EUA iniciam operação de emergência para resgatar os dois pilotos do F-15E abatido no Irã. Na manhã de 3 de abril de 2026, duas forças aéreas norte‑americanas foram atingidas por sistemas de defesa iranianos, gerando a primeira missão de busca‑resgate desde o início do conflito.

O caça F-15E Strike Eagle foi derrubado na região central do Irã, segundo relatos da Guarda Revolucionária. A aeronave, projetada para missões de ataque de longo alcance, transportava dois militares da Força Aérea dos Estados Unidos.

O presidente Donald Trump confirmou o incidente em entrevista à NBC News e assegurou que a queda não interromperá as negociações de paz. O mandatário não detalhou as estratégias de busca, mas reiterou a posição de continuidade diplomática.

Qual foi a reação oficial dos Estados Unidos?

O Exército dos EUA informou que um dos pilotos já foi recuperado por equipes de resgate. A força terrestre enviou unidades de elite, helicópteros Blackhawk e navios de apoio para a zona de operação.

O segundo aviador permanece desaparecido, e as buscas continuam 24 horas após o incidente. As autoridades americanas utilizam sensores térmicos, drones de vigilância e equipes de reconhecimento terrestre.
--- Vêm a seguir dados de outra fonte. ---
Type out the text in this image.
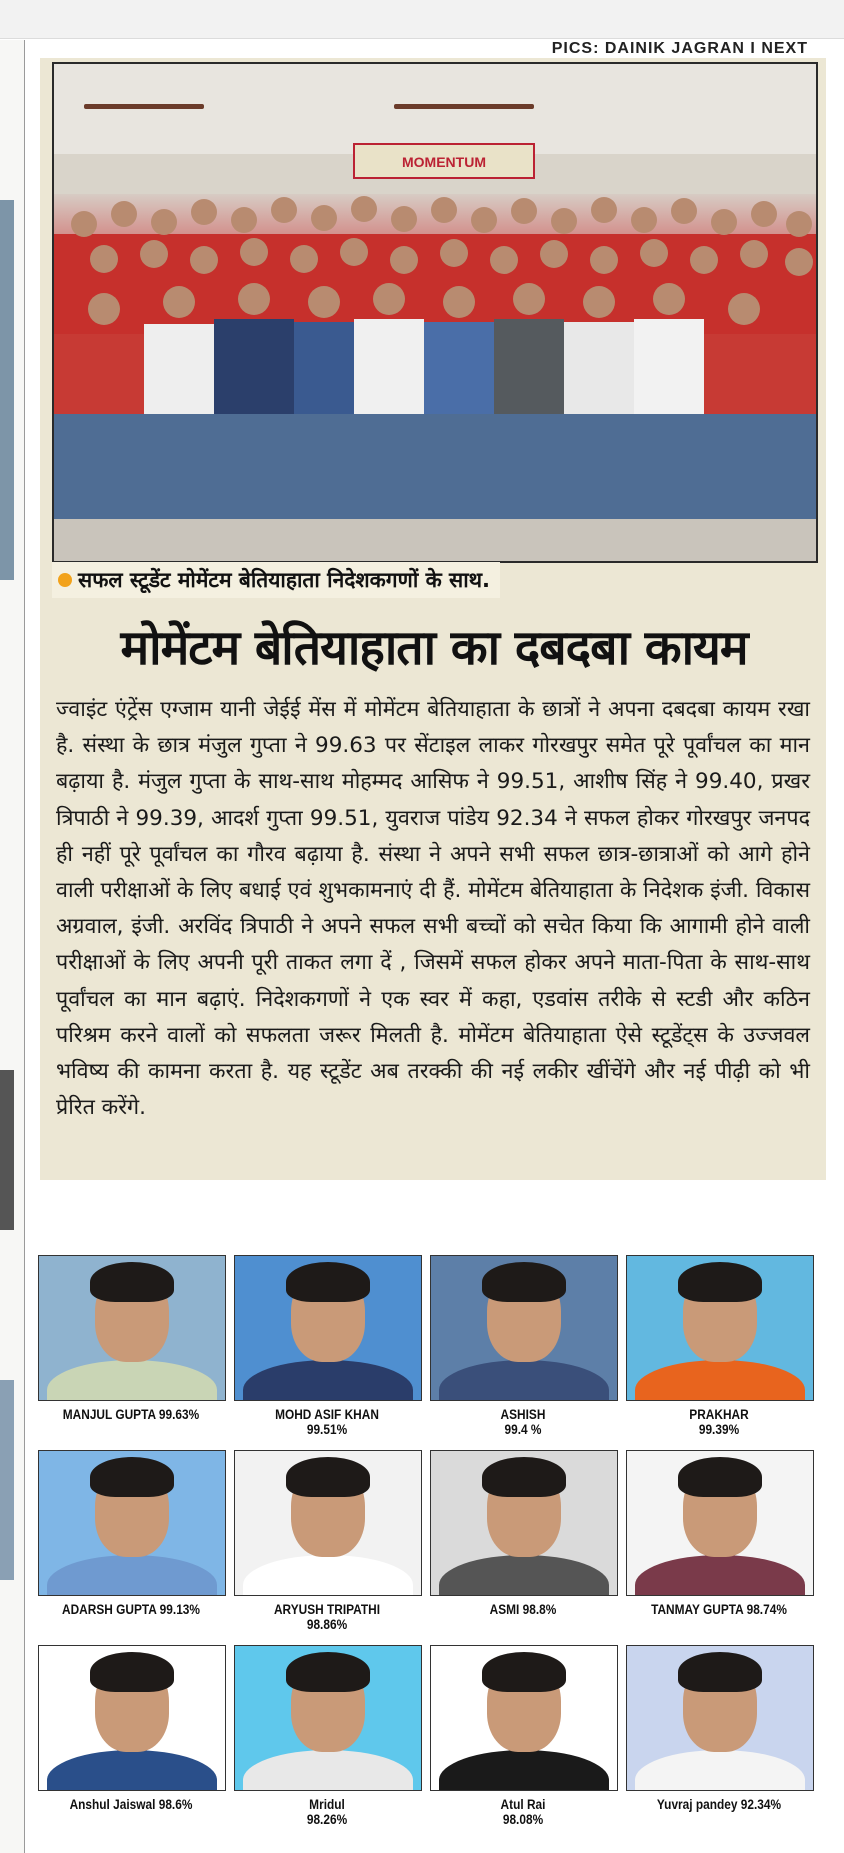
PICS: DAINIK JAGRAN I NEXT
MOMENTUM
सफल स्टूडेंट मोमेंटम बेतियाहाता निदेशकगणों के साथ.
मोमेंटम बेतियाहाता का दबदबा कायम
ज्वाइंट एंट्रेंस एग्जाम यानी जेईई मेंस में मोमेंटम बेतियाहाता के छात्रों ने अपना दबदबा कायम रखा है. संस्था के छात्र मंजुल गुप्ता ने 99.63 पर सेंटाइल लाकर गोरखपुर समेत पूरे पूर्वांचल का मान बढ़ाया है. मंजुल गुप्ता के साथ-साथ मोहम्मद आसिफ ने 99.51, आशीष सिंह ने 99.40, प्रखर त्रिपाठी ने 99.39, आदर्श गुप्ता 99.51, युवराज पांडेय 92.34 ने सफल होकर गोरखपुर जनपद ही नहीं पूरे पूर्वांचल का गौरव बढ़ाया है. संस्था ने अपने सभी सफल छात्र-छात्राओं को आगे होने वाली परीक्षाओं के लिए बधाई एवं शुभकामनाएं दी हैं. मोमेंटम बेतियाहाता के निदेशक इंजी. विकास अग्रवाल, इंजी. अरविंद त्रिपाठी ने अपने सफल सभी बच्चों को सचेत किया कि आगामी होने वाली परीक्षाओं के लिए अपनी पूरी ताकत लगा दें , जिसमें सफल होकर अपने माता-पिता के साथ-साथ पूर्वांचल का मान बढ़ाएं. निदेशकगणों ने एक स्वर में कहा, एडवांस तरीके से स्टडी और कठिन परिश्रम करने वालों को सफलता जरूर मिलती है. मोमेंटम बेतियाहाता ऐसे स्टूडेंट्स के उज्जवल भविष्य की कामना करता है. यह स्टूडेंट अब तरक्की की नई लकीर खींचेंगे और नई पीढ़ी को भी प्रेरित करेंगे.
MANJUL GUPTA 99.63%	MOHD ASIF KHAN
99.51%
ASHISH
99.4 %
PRAKHAR
99.39%
ADARSH GUPTA 99.13%	ARYUSH TRIPATHI
98.86%
ASMI 98.8%	TANMAY GUPTA 98.74%
Anshul Jaiswal 98.6%	Mridul
98.26%
Atul Rai
98.08%
Yuvraj pandey 92.34%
A Guarda Revolucionária do Irã ofereceu recompensa e solicitou auxílio da população local para localizar os militares. O comunicado iraniano destacou a colaboração de residentes e autoridades regionais na coleta de informações.

O Exército iraniano confirmou o ataque e relatou que dois helicópteros Blackhawk americanos foram atingidos, mas conseguiram sair do espaço aéreo iraniano. O comunicado estatal também informou que militares americanos sofreram ferimentos leves.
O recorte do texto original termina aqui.